Balance means something different to every person and only you know where you lost it. How well do you know yourself and your body? Some work too much, others spend all day on the couch. Some eat late, some have no appetite. Can you pick an aspect of your life you are unhappy with and put a simple measure in place to combat it – and stick to it? It’s the sticking to it part that’s hard.

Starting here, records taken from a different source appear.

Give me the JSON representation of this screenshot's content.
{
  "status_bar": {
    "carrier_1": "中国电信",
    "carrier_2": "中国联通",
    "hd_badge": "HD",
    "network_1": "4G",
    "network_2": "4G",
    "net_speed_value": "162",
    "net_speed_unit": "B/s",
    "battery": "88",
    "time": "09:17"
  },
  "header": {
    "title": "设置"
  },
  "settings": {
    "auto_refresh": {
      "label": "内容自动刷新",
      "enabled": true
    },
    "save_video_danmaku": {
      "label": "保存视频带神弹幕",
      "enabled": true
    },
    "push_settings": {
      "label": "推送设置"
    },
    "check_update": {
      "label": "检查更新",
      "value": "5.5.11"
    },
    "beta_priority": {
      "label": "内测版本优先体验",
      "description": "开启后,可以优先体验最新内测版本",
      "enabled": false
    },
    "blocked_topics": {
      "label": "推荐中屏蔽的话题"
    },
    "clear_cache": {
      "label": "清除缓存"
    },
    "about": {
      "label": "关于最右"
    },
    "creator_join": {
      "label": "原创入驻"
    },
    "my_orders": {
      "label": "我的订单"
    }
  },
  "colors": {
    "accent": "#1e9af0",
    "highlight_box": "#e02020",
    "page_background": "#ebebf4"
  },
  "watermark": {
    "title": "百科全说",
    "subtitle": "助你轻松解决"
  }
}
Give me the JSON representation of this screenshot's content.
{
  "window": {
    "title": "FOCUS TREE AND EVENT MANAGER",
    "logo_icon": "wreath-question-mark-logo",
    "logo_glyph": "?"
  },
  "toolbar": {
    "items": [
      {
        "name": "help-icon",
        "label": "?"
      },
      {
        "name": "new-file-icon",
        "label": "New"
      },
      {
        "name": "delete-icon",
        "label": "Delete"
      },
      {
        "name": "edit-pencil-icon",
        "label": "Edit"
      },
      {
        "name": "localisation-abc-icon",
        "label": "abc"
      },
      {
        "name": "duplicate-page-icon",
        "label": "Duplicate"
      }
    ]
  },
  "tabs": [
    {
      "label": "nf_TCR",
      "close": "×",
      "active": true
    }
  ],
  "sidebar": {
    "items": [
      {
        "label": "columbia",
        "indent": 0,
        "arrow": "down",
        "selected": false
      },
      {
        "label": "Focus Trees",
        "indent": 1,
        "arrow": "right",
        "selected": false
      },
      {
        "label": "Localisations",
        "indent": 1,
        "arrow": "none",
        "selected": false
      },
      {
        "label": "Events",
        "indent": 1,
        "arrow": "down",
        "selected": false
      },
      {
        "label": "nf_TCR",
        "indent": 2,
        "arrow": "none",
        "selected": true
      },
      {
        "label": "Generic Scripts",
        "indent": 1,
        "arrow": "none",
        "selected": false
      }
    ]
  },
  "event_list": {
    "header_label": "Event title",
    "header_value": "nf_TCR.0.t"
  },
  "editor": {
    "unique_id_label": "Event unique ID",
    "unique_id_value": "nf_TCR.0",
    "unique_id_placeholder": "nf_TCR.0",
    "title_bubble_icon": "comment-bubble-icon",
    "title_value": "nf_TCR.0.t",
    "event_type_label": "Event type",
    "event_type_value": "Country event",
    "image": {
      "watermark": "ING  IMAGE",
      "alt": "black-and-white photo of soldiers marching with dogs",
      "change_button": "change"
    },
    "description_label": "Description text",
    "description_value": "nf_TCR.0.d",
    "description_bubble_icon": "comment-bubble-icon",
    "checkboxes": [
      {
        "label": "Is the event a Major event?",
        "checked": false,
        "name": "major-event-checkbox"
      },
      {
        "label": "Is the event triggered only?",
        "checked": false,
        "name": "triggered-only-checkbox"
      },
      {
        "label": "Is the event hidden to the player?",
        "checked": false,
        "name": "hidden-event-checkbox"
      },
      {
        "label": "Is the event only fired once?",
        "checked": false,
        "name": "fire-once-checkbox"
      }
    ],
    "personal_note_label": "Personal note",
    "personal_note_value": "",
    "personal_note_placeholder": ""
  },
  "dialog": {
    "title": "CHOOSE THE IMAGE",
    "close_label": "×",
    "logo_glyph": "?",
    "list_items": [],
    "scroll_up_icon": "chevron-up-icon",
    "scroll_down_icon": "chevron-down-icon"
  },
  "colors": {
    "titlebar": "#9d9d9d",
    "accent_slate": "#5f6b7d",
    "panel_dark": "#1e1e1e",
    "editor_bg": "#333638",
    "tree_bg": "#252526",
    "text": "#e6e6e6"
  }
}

This is really where acupuncture works to support recovery.

Acupuncture saves the day – and night!

The following research summary, as published by the British Acupuncture Council on their website, uncovers the mechanisms at work when we have acupuncture, which is seen to stimulate nerves in the muscles, triggering chemical responses and:

  • increasing nocturnal endogenous melatonin secretion (Spence et al 2004).
  • stimulating opioid (especially b-endorphin) production and µ-opioid receptor activity (Cheng et al 2009).
  • increasing nitric oxide synthase activity and nitric oxide content, helping to promote normal function of brain tissues, which could help to regulate sleep (Gao et al 2007).
  • increasing cerebral blood flow (Yan 2010)
  • reducing sympathetic nervous system activity, hence increasing relaxation (Lee 2009a)
  • regulating levels of neurotransmitters (or their modulators) such as serotonin, noradrenaline, dopamine, GABA and neuropeptide Y; hence altering the brains’s mood chemistry to help to increase relaxation and reduce tension (Lee 2009b; Samuels 2008; Zhou 2008).
  • Acupuncture can be safely combined with conventional medical treatments for insomnia, such as benzodiazepines, helping to reduce their side effects and enhance their beneficial effects (Cao et al 2009).

See the full details of each study here

Acupuncture points have been developed over thousands of years of clinical observation. Though science can now tell us what is happening in our brains when we have acupuncture, the end results are consistent with what Chinese Medicine has taught since the classics.

Acupuncture is intensely relaxing, due to the release of endorphin (our mood enhancing and pain killing chemical) from having the tiny needles inserted. It is completely unique as a treatment, as it has no side-effects that endanger our health and it is minimally invasive, yet it stands up to randomised controlled trials, the gold standard in medical trials.

Acupuncture for severe or long term insomnia should be used intensively in the early stages of treatment, at least twice a week in my opinion. Once sleep recovery has started, sessions can be reduced slowly. Many attend for acupuncture after sleep has normalised for maintenance or to combat stress.